Sharing some photos of my Damascenes.


----------



## NZ Pigeon

Love this breed. do they free fly?


----------



## PigeonHandRearer

They are in great condition, What is your secret? 
I keep this breed they are very beautiful and not very common in S.A 
Nice loft/avairy too


----------



## nWoAhmad

i love this breed!!!!


----------



## rpalmer

*Question*

How do these birds fly?? Do they route and that is their thing or what. Of all the information on the web about this breed their flying style is never mentioned.


----------



## derekio

wow..those are beautiful


----------



## kingdizon

My new found breed! I bought my first one a week ago. And i have to admit he/she is smarter than all of my birds and still a squeaker!, and even has the guts to try a few challenge pecks at the Alpha of the loft
Your pictures are beautiful. There is so much i love about this breed from their history to their look and personalities! Those look very well kept and very healthy. Great looking feathers and nice red feet and perfect ruby eyes.
Did anyone else ever notice they all have this lil icy grey spot on their "cheekbone"?


----------



## TALON

Great looking birds!! 

I keep two breeding pair myself.


----------



## PigeonHandRearer

wow, beautiful loft and birds! Are those arc angels below your damascenes? Or gimpels?


----------



## C.DAHLEN

My Damascenes on Youtube
http://www.youtube.com/watch?v=9X0hTGZ0Id0


----------



## Kumailrizvi818

i am looking for a pair of flying type damascene please email me at [email protected] if anyone has thank you


----------



## beatlemike

Awesome looking birds.

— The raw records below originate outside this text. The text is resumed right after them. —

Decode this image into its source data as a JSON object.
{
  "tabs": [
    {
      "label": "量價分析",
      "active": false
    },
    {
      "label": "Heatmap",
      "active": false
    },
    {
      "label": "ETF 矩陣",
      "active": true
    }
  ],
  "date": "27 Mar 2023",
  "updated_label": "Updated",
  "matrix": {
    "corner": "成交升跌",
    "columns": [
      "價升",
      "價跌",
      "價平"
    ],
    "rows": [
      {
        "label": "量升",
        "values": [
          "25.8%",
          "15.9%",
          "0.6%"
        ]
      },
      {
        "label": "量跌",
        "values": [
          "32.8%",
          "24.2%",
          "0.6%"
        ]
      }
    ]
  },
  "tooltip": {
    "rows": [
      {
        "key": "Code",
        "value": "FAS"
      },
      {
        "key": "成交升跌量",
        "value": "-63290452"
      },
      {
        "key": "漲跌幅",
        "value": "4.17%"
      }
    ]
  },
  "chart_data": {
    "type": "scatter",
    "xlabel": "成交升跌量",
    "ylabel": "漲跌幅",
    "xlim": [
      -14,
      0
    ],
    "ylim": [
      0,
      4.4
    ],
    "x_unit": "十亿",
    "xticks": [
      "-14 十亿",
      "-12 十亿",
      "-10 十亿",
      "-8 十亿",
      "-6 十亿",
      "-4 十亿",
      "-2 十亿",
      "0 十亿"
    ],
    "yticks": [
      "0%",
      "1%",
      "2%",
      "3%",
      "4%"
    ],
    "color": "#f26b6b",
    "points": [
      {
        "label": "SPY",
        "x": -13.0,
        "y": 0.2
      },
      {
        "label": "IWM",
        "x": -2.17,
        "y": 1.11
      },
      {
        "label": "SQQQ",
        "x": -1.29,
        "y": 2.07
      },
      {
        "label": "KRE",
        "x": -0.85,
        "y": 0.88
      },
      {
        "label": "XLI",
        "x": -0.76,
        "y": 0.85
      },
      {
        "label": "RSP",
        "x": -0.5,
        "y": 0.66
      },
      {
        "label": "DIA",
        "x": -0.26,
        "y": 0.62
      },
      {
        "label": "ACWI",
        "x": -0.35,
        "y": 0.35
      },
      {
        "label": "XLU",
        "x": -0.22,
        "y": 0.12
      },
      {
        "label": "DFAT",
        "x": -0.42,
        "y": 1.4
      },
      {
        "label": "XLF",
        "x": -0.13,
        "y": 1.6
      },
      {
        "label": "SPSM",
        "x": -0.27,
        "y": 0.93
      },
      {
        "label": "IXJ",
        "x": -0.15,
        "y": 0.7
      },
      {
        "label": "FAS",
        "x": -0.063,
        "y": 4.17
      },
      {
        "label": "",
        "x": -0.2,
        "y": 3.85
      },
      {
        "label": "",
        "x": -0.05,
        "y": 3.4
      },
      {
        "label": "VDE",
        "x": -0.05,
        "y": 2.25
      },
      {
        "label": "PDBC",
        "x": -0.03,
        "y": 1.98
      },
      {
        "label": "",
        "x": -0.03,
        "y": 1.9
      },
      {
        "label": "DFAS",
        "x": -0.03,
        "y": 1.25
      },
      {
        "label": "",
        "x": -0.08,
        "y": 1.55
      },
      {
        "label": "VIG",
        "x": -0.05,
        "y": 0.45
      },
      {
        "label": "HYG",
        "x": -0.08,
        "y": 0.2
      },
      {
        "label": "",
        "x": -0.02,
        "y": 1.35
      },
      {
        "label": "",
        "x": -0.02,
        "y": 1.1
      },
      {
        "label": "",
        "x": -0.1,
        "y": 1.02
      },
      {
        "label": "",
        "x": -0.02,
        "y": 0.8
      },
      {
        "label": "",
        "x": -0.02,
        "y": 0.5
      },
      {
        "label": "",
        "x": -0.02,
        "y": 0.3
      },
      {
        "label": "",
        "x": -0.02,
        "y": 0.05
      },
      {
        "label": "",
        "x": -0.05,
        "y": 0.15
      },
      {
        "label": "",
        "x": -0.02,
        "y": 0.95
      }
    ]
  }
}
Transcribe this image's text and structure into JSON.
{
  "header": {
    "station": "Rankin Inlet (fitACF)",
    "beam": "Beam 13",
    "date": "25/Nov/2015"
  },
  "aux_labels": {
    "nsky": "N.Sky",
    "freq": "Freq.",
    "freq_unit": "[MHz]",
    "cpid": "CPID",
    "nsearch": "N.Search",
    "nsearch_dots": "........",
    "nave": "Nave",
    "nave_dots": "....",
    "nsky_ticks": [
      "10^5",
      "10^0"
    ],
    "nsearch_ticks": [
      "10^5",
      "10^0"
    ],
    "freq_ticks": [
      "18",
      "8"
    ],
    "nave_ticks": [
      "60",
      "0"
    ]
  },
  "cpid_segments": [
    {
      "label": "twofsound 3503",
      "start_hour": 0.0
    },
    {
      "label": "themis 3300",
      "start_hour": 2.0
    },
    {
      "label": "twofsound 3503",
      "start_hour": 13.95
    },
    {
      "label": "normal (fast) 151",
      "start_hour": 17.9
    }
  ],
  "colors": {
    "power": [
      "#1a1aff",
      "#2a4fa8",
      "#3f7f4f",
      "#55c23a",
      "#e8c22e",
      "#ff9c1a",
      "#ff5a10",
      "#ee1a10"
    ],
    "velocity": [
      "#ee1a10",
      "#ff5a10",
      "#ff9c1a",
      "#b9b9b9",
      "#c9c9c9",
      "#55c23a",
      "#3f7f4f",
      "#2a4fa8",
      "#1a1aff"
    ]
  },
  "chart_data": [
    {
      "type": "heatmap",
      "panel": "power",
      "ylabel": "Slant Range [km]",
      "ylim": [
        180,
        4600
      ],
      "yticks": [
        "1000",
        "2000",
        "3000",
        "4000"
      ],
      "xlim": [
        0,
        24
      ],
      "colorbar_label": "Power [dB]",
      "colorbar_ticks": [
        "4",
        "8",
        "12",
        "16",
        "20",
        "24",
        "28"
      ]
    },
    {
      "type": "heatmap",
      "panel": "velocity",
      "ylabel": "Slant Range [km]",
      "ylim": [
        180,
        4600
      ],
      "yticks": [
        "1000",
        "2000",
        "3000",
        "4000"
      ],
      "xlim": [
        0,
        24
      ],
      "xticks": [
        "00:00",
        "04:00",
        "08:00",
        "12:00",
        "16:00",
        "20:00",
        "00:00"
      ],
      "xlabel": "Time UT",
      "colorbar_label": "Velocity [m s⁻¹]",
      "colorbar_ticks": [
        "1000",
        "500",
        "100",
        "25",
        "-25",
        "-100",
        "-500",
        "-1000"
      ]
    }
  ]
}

Love the color.


----------



## TALON

Kumailrizvi818 said:


> i am looking for a pair of flying type damascene please email me at [email protected] if anyone has thank you


I have a pair of stock birds for sale for $40.00 plus shipping. 

I tried to e-mail you, but the link wouldn't work.

Ken
925-595-5257


----------



## C.DAHLEN

New Youtube video.
https://www.youtube.com/watch?v=hameO4sYHE4


----------



## C.DAHLEN

My new Youtube video part 2..
https://www.youtube.com/watch?v=unFIGqDpXVw


----------



## Kumailrizvi818

So does anyone have any pairs they are willing to sell im still interested..


----------



## atlabdi

Try Dennis Kuhn Loft, http://www.whiteracers.20m.com/photo_5.html


----------



## C.DAHLEN

http://youtu.be/yYc16GuW4OU


----------



## C.DAHLEN

http://youtu.be/eOrcCTVGHdY


----------



## C.DAHLEN

Damascene photos from the internet.


----------



## franciscreek

There is a breeder in the SF Bay Area that has ads on Craigslist. I believe he ships


----------



## C.DAHLEN

Damascene photo from the internet.


----------